Jojo Moyes erzählt mit offenen Worten eine hoch emotionale, sehr anrührende, nachdenklich machende Geschichte, über Liebe, Hoffnung und Tod, die tief ins Herz geht, die unser Bewusstsein für gewisse Dinge verändert, die unsere Wahrnehmung schärft, bei der wir aus vollem Herzen lachen und schrecklich viele Tränen vergießen.

Die Protagonisten sind toll !!! Ich hab Lou vom ersten Augenblick an geliebt. Nicht nur ihr Fimmel für unharmonische Outfits, sondern ihre ganze lockere Art machen sie unglaublich sympathisch. Anfangs wirkt sie noch eher zurückhaltend, doch je mehr Zeit sie mit Will verbringt, desto mehr Kraft und Willensstärke entwickelt sie. Sie will das er seinen Lebensgeist zurückbekommt, neuen Mut schöpft und einsieht, das man auch mit einer Behinderung leben und vor allem noch Tolles erleben kann.
Will wiederum zeigt ihr das sie unbedingt etwas aus ihrem Leben machen muss. Beide müssen immer wieder über ihre Schatten springen, Vergangenes überwinden und verarbeiten. Doch nach anfänglicher Unsicherheit und einer saftigen Portion Misstrauen, wachsen die beiden mehr und mehr zusammen und es entwickelt sich eine innige, tiefgründige Freundschaft, die irgendwann zu Liebe wird.

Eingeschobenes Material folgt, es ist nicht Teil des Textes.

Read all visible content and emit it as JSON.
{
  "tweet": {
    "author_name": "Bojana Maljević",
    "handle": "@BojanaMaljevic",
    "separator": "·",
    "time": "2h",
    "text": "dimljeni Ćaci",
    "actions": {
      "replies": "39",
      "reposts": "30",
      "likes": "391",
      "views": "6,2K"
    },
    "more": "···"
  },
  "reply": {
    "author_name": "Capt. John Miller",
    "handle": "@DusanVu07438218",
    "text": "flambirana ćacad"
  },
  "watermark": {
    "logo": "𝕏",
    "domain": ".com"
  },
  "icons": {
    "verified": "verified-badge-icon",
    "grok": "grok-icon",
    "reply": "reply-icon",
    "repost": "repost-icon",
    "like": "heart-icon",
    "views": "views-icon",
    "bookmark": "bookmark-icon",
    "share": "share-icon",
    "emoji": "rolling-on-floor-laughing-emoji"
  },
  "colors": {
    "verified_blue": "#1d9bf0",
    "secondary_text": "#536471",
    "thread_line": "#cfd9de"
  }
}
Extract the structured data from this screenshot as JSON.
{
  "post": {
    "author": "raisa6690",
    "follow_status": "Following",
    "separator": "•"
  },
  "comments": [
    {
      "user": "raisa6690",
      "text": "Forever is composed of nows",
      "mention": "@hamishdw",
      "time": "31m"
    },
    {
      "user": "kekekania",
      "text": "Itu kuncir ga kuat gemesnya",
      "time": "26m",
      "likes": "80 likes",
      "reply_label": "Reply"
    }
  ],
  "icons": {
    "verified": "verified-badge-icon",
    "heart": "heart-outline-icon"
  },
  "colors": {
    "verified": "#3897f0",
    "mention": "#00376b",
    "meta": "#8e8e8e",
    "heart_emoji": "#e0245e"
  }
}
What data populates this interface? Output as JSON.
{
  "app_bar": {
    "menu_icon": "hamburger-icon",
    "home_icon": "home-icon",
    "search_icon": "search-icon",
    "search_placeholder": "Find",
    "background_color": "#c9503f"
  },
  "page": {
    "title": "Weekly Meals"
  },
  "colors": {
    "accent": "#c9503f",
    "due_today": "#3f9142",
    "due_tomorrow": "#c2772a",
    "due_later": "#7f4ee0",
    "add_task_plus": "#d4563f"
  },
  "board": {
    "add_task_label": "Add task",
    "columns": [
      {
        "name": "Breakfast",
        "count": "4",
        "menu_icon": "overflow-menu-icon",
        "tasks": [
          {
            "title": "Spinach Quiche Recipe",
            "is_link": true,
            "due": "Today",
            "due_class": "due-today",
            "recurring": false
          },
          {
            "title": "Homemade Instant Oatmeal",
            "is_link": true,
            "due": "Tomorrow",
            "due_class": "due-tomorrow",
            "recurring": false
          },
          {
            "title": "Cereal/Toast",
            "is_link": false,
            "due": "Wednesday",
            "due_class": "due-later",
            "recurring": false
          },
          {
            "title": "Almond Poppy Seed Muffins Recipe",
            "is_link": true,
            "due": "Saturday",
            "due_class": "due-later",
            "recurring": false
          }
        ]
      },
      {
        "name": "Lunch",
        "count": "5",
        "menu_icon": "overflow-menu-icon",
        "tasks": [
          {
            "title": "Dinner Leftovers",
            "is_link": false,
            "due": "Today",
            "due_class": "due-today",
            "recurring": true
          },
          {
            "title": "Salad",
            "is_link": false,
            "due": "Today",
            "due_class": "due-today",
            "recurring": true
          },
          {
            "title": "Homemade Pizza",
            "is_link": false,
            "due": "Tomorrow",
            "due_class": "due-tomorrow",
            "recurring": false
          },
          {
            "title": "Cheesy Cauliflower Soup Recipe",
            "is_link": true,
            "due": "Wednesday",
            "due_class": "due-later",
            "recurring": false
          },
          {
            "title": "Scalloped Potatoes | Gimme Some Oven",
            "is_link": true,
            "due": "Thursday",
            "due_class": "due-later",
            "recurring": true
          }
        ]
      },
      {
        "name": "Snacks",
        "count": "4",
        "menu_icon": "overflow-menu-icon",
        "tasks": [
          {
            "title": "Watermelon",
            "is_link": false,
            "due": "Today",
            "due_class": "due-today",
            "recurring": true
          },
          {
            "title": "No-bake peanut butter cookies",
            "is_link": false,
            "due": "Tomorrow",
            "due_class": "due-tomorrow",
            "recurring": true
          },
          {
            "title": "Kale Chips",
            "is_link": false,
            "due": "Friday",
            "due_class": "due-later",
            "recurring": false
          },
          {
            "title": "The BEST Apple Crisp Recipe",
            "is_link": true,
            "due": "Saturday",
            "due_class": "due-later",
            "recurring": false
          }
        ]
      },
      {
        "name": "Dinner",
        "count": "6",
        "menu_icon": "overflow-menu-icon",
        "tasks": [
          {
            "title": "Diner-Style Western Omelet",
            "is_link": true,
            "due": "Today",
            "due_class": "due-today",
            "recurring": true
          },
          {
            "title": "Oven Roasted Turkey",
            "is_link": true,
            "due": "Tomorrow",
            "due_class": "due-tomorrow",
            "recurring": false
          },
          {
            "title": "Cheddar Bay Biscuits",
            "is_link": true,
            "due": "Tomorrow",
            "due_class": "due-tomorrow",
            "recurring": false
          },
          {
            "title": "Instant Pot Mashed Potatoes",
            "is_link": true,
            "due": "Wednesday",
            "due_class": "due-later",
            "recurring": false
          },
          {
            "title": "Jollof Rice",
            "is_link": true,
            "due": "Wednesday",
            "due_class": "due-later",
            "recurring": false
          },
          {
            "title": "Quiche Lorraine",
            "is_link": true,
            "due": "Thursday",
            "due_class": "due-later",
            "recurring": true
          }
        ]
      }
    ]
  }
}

Obwohl sie einen so lockeren, flüssigen und beinahe schon frechen Schreibstil an den Tag legt, behandelt Jojo Moyes hier ein sehr sensibles, tiefschürfendes Thema um das sie eine berührende Liebesgeschichte spinnt, die so ganz anders ist, als alle anderen und mit der sie schlichtweg nur punkten kann.
"Ein ganzes halbes Jahr" ist die Geschichte zweier Menschen die unterschiedlicher nicht sein könnten, die lange brauchen um ihre Gefühle füreinander zu entdecken, doch die einander zweifellos brauchen um zu erkennen, was das Leben, außer alltäglicher Eintönigkeit, noch zu bieten hat.

Und vor allem eine Geschichte die uns zeigt, das das Leben oft viel zu kurz ist um groß zu zögern.....

Man muss dieses Buch einfach lesen und lieben !!!